Academics in the UK may be fighting a fifth year of below-inflation pay rises, but some business schools seem to inhabit a different financial universe.
Last month, Times Higher Education attended a champagne reception – held at the top of the landmark Gherkin building in London’s financial district – to celebrate the launch of a new executive MBA. The price tag? Nearly ?77,000 for 20 months’ tuition.
“It’s bloody expensive,” said Sir Tom Hunter, the man credited with being Scotland’s first billionaire, who is an adviser to the Cheung Kong Graduate School of Business (CKGSB), one of the schools running the programme. But, he told the assembled guests, the MBA was also “reassuringly expensive”.
Those who take the qualification – reassured by its price or not – will be taught by IMD, a business school based in Lausanne in Switzerland, and by CKGSB, at its campuses in Beijing and Shanghai.
In the MBA’s brochure, CKGSB boasts an alumni base of chairmen and chief executives who head companies that account for 13.7 per cent of China’s entire gross domestic product. In other words, their alumni run the rough equivalent of the world’s 16th biggest economy.
“We have the most powerful alumni in China,” Bing Xiang, CKGSB’s dean, told 色盒直播 before the reception. “Billionaires come to our school to study.”
Just 11 years old, the school now has 43 full-time faculty, of which the “vast majority” have been lured away from a business school in the global “top 15”, Dr Xiang said. “We pretty much had to compete head on…with Stanford, with Columbia, with Wharton [for these staff],” he said.
The school is able to do this because it has the backing of the Li Ka Shing Foundation, the philanthropy vehicle of the richest man in Asia, and so is privately funded, unlike other institutions in China.

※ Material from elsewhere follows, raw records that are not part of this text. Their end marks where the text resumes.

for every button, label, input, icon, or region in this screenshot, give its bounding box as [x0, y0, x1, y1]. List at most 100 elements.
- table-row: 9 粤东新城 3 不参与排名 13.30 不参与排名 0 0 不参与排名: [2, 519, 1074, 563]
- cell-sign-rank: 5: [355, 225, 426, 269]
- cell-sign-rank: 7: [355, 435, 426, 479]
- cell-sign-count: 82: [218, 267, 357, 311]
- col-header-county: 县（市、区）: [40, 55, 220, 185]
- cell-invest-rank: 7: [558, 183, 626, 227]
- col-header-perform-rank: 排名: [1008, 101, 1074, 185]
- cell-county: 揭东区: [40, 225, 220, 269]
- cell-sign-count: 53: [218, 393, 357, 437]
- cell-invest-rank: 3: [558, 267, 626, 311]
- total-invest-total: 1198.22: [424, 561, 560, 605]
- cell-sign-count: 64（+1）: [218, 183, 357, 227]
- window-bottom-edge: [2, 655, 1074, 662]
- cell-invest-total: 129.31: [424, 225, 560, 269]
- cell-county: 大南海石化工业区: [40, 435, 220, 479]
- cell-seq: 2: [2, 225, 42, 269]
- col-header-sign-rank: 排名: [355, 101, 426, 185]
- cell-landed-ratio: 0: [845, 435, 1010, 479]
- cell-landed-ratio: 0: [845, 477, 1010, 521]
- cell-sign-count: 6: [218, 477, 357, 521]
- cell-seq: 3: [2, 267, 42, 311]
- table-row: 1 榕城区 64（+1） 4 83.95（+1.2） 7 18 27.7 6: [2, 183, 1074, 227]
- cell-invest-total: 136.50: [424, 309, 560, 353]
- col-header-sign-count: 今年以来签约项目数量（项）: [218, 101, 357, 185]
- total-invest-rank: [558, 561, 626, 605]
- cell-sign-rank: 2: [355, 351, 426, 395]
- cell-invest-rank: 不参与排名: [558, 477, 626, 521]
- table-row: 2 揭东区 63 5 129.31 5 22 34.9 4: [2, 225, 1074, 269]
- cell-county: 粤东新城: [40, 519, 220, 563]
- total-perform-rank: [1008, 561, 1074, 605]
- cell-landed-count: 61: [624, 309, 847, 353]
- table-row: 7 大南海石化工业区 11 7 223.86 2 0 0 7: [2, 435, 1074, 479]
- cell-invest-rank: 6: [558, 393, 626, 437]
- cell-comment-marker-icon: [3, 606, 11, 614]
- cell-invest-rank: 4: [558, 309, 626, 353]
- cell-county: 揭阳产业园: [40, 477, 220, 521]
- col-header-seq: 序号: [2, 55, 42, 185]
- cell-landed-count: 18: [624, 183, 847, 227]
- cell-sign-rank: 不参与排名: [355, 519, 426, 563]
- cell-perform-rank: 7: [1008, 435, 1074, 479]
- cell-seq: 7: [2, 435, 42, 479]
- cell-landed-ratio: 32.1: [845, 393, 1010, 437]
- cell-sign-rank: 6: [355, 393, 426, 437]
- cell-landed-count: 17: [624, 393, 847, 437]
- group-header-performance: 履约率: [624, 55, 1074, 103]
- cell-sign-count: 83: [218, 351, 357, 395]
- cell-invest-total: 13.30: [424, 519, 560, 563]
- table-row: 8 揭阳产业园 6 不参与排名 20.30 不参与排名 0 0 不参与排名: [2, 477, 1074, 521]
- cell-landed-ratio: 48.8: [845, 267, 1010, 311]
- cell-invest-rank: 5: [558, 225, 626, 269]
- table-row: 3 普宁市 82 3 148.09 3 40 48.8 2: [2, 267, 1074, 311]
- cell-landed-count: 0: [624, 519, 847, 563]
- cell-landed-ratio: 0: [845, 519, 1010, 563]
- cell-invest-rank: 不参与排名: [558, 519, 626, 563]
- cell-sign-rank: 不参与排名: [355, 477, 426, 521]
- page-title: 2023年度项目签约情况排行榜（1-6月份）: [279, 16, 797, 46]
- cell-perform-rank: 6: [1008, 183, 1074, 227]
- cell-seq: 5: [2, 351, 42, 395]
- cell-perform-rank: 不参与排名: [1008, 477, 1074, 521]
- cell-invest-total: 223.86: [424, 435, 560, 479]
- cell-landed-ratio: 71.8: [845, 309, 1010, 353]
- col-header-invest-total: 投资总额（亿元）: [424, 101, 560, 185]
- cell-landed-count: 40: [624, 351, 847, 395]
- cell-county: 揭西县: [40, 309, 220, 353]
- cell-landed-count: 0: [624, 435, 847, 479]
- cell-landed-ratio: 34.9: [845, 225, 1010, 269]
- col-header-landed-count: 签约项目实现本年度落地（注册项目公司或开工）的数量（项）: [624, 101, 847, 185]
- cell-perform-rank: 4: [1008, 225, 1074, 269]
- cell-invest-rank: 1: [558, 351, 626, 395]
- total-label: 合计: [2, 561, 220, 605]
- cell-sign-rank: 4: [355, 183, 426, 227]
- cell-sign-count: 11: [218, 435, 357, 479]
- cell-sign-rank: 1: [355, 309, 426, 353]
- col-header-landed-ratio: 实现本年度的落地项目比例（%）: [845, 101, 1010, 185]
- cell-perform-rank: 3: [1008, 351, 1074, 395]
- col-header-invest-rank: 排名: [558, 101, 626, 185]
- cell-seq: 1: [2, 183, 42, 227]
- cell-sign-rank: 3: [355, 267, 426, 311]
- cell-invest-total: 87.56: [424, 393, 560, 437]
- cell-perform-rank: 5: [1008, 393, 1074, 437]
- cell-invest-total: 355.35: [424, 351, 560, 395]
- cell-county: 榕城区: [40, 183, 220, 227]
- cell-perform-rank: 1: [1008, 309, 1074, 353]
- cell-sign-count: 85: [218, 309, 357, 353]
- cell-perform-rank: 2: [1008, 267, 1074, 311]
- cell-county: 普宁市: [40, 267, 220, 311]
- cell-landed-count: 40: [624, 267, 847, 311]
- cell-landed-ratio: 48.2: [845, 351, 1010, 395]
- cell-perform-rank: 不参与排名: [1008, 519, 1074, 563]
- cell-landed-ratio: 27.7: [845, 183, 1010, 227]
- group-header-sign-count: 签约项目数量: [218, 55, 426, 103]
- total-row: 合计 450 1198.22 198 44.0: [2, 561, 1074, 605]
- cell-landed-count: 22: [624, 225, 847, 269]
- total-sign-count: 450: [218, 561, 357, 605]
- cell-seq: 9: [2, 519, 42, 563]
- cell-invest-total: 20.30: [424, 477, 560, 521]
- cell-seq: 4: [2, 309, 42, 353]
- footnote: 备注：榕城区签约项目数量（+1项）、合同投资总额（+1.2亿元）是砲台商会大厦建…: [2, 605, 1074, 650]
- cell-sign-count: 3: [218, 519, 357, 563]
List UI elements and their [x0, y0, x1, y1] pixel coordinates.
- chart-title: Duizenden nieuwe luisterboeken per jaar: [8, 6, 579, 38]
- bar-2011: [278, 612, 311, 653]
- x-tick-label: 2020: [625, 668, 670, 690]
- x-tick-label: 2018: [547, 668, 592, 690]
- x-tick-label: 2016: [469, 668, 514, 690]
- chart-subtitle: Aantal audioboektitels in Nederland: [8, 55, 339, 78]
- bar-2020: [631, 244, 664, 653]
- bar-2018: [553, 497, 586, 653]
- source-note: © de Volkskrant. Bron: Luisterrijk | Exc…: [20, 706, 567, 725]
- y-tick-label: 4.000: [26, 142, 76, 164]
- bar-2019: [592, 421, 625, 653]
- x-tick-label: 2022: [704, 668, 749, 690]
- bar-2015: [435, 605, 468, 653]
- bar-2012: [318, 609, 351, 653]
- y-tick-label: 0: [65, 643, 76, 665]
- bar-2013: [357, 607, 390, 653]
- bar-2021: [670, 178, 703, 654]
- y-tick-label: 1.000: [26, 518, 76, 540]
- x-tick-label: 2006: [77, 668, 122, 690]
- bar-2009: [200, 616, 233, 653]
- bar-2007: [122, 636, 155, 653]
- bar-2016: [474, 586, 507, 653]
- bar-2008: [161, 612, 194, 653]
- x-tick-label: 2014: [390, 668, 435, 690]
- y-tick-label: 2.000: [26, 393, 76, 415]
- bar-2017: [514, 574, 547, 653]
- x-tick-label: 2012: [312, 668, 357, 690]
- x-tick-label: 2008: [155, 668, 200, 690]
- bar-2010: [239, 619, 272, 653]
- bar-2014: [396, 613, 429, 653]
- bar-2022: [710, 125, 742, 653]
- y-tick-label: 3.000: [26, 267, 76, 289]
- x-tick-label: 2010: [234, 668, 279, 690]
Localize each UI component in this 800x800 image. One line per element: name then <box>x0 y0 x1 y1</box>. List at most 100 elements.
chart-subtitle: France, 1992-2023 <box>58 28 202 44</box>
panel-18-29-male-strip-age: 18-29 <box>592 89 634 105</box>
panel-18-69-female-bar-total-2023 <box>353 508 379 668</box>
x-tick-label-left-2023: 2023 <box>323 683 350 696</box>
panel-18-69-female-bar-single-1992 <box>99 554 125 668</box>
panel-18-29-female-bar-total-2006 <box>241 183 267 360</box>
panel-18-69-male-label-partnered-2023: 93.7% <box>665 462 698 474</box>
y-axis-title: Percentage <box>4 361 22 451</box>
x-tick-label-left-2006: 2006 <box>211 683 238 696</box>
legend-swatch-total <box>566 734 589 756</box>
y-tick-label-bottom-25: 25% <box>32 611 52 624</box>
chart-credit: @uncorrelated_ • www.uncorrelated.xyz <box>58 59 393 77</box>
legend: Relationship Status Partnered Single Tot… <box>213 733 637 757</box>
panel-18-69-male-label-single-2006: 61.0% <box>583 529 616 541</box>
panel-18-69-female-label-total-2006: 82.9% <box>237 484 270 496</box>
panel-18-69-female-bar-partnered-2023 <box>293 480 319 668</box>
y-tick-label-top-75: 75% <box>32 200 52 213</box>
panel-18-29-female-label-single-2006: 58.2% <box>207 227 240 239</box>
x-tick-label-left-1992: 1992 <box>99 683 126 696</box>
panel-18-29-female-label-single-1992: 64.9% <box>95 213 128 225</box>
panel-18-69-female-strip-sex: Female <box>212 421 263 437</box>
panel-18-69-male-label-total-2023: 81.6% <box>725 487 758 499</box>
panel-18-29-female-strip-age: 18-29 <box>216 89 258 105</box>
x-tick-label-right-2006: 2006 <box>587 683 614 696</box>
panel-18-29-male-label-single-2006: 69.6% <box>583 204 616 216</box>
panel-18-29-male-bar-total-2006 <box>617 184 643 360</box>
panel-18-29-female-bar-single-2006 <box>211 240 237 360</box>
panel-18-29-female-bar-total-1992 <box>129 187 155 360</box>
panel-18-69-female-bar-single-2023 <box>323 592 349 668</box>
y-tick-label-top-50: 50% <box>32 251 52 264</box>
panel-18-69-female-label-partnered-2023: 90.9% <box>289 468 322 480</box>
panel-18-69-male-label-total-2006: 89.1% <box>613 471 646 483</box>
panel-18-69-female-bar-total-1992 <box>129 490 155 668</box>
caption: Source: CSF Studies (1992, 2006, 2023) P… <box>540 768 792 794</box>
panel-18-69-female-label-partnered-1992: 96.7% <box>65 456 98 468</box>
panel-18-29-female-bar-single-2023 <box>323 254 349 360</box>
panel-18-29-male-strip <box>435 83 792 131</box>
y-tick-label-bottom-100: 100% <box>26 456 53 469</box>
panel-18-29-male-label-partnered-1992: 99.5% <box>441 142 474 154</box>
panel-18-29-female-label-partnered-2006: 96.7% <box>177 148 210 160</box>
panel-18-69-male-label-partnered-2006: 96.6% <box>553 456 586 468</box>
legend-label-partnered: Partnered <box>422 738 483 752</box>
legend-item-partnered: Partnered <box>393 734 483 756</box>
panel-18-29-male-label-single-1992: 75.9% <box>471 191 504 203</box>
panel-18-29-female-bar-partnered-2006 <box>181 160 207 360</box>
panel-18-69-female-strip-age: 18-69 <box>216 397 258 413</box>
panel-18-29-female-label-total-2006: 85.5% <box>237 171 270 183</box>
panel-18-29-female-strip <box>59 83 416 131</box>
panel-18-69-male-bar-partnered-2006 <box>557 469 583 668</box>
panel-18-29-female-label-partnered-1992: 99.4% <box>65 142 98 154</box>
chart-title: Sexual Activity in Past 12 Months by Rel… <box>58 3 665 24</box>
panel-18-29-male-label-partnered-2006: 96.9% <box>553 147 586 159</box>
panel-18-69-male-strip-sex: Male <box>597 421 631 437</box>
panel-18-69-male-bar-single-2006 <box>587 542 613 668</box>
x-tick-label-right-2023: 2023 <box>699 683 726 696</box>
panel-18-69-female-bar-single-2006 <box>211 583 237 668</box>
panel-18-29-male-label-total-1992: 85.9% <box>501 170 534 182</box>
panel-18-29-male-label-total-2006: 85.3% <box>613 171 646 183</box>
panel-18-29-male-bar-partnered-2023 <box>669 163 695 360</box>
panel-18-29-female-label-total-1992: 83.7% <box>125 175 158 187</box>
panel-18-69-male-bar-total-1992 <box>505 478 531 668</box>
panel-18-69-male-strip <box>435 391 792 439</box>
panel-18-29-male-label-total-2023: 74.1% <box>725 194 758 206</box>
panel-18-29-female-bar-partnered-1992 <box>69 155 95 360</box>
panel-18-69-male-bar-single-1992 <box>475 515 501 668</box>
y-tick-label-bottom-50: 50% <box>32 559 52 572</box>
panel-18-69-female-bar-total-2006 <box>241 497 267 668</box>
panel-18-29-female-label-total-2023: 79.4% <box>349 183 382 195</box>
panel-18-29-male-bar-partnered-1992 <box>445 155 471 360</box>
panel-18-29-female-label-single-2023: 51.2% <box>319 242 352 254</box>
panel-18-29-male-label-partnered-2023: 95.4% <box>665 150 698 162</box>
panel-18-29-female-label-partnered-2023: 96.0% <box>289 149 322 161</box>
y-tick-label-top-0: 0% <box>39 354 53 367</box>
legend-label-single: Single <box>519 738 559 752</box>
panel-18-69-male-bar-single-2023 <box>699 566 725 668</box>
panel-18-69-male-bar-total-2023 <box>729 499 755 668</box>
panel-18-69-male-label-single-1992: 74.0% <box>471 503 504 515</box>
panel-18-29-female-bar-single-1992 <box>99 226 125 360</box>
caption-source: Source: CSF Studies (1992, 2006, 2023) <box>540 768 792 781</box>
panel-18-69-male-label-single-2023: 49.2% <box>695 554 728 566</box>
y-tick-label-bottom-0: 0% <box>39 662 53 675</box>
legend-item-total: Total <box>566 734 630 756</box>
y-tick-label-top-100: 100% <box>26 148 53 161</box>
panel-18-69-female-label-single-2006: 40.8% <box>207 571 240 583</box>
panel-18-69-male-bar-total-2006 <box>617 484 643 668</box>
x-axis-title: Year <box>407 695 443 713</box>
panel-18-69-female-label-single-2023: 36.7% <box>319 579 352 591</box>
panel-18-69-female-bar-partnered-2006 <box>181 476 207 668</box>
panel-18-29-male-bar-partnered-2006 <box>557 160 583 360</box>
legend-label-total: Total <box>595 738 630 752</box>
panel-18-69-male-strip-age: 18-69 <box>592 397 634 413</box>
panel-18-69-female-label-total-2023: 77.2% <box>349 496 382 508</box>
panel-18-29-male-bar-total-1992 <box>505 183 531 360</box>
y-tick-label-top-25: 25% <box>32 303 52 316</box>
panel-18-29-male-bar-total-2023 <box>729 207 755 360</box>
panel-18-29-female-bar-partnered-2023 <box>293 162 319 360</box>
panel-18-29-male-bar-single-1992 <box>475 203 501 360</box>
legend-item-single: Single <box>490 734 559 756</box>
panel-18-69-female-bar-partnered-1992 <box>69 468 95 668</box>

But another key factor, according to Dr Xiang, is that CKGSB is also the only institution in China to be governed by academic staff, who have secret ballots to decide on strategy, promotions and appointments. He joked that this made him “the least powerful dean in China”.
“The [Chinese] government tends to have a heavy hand in the appointment of senior administrators in university academic institutions,” he said. Institutional autonomy and financial independence are therefore crucial to attract top US business scholars, who might otherwise fear an overly powerful dean will appoint his “buddies” rather than operating a meritocracy, he added.
Dr Xiang had tough words for most other business schools in China, which he said simply impart Western research to their students. “In China, most of the business schools adopt what I call a teaching factory model, a training company model.”
Among other shortcomings of MBAs in China, Dr Xiang listed their failures to teach a “global mindset”, to connect “Western theory with Chinese practice” and to develop “softer” interpersonal skills.
In contrast, CKGSB was producing original business research about China rather than regurgitating scholarship based on Western economies, he said.
In its bid to poach “top guns” from the US, Dr Xiang acknowledged that CKGSB “cannot outbid the US institutions”. But what it could offer, he said, was access to a fast-moving and diverse laboratory for research – the Chinese economy itself.